The voice of the artist is powerful within this discussion. Charged with critiquing, reflecting and redressing imbalance, we often look to artists and to the arts to rethink the ways we can reposition power. Artists can set the agenda for change.

fine print’s twenty-third issue hinges off a proposition made by Melbourne’s Next Wave Festival; what would ‘A Government of Artists’ look like? What would be possible if we centred ourselves within a politics of hospitality and multiplicity? What is the role of the artist in scrutinising the very role of governance?

Foucault encouraged us to think of power not only in terms of the hierarchical, top-down but to widen our understanding to include forms of social control within disciplinary institutions as well as forms of knowledge. This edition investigates where artists and artistic production sits in the realm of power structures, and what is at work beneath the surface. We question the way knowledge production within various discourses be internalised and used to guide the behaviour of populations.

While ‘governance’—as a concept—holds the latent possibilities of support networks, community and potentiality, our entrenched systems of governing are fundamentally linked with oppression within the tainted vestiges of Colonial rule. Expecting the state to dismantle itself is futile, instead we must focus our energies on dismantling the institutions that support the normalisation of injustice. Amidst ever-increasing connectivity, buoyed by our collective online presence, could collaboration and a reliance on our networks stand in the place of ‘leadership’? What could we achieve together if we were to nourish a system that supports us?

Through poetry, video, imagery and critical text, our contributors consider the ways we govern societies and govern ourselves.

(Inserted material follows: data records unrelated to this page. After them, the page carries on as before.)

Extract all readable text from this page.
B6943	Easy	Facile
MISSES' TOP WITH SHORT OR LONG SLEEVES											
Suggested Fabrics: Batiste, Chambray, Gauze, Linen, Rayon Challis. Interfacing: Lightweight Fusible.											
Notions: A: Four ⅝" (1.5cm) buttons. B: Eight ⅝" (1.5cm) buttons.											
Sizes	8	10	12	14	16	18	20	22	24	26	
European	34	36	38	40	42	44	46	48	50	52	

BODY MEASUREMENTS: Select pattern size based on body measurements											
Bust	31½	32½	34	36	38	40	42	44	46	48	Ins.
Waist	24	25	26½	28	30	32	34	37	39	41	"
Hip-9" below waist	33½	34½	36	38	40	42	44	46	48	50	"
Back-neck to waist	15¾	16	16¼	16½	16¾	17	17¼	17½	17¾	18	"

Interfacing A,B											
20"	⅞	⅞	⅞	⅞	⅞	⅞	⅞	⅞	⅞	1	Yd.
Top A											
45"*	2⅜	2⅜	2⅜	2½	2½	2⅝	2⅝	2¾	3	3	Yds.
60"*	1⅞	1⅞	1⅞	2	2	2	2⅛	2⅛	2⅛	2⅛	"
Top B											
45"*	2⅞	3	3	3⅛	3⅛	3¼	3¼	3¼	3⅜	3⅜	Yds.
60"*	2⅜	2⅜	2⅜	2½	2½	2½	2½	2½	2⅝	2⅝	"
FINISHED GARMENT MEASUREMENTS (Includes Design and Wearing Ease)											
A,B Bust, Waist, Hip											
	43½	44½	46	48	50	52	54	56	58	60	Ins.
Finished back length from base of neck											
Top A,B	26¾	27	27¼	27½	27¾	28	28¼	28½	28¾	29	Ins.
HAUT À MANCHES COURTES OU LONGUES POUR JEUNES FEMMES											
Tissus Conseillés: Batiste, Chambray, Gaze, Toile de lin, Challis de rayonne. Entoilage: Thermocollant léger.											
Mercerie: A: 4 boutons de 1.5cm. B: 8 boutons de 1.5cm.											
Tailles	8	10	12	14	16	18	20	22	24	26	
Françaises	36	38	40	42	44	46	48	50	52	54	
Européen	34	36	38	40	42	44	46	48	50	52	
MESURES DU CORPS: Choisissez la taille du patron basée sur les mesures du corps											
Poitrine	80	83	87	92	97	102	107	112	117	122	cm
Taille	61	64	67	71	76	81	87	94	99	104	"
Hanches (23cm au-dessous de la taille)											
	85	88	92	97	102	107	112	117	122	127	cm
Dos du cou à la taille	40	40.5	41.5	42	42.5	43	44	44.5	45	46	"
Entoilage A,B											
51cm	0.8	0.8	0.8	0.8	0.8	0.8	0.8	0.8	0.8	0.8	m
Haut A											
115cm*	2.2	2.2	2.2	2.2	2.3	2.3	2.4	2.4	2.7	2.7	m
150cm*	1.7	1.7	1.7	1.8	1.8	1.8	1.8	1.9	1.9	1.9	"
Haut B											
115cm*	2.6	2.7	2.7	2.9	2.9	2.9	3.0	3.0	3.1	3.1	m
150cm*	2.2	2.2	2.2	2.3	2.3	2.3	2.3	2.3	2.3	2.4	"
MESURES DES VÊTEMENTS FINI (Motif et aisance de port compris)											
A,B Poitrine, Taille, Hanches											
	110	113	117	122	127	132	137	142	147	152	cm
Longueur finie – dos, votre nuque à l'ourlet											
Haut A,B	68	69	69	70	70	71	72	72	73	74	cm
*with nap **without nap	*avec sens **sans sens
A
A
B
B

Their conversations critique current systems and speculate on alternatives. They address the amplification of underrepresented voices, the ways bodies are navigated through spaces, and the agency of the natural world. They question ways forward for our sector as we emerge from COVID-19; interrogating the relationship between the State and the arts, the onus on institutions, groups and individuals in supporting our sector, and importantly, the toll this can take on each.

Join Bruno Booth (WA), Nicole Clift (SA), Kalanjay Dhir (NSW), Dominic Guerrera (SA) with Latoya Rule (SA), Sasha Smith (SA) and Corey Theatre (SA), Joshua Francis (VIC), Belinda MacGill (SA), Thomas McCammon (VIC), Nur Shkembi (VIC), and Mia van den Bos (NLD/AUS) as they begin this conversation around GOVERNANCE.

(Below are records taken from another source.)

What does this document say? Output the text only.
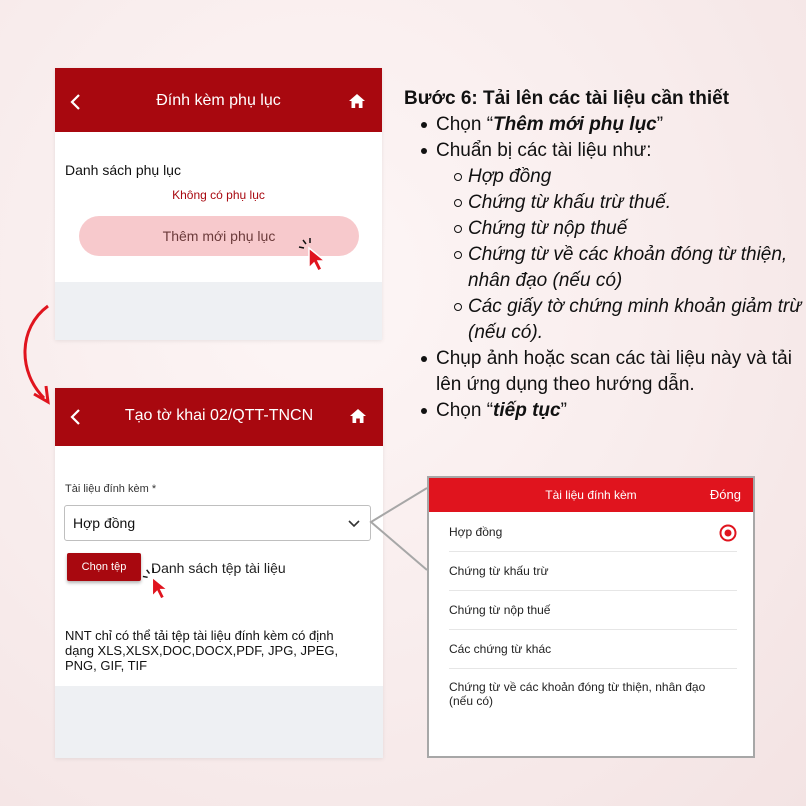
Đính kèm phụ lục
Danh sách phụ lục
Không có phụ lục
Thêm mới phụ lục
Tạo tờ khai 02/QTT-TNCN
Tài liệu đính kèm *
Hợp đồng
Chọn tệp	Danh sách tệp tài liệu
NNT chỉ có thể tải tệp tài liệu đính kèm có định dạng XLS,XLSX,DOC,DOCX,PDF, JPG, JPEG, PNG, GIF, TIF
Bước 6: Tải lên các tài liệu cần thiết
Chọn “Thêm mới phụ lục”
Chuẩn bị các tài liệu như:
Hợp đồng
Chứng từ khấu trừ thuế.
Chứng từ nộp thuế
Chứng từ về các khoản đóng từ thiện, nhân đạo (nếu có)
Các giấy tờ chứng minh khoản giảm trừ (nếu có).
Chụp ảnh hoặc scan các tài liệu này và tải lên ứng dụng theo hướng dẫn.
Chọn “tiếp tục”
Tài liệu đính kèm	Đóng
Hợp đồng
Chứng từ khấu trừ
Chứng từ nộp thuế
Các chứng từ khác
Chứng từ về các khoản đóng từ thiện, nhân đạo (nếu có)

And, as we seek to educate ourselves on this most urgent of causes, fine print and our contributors wish to highlight the growing number of foundations and advocacy groups currently raising funds. See our RESOURCES page for ways to financially contribute to the fight for justice. This is a time for listening in order to understand. A time for re-educating and re-focussing as we look for strategies for moving forward, together.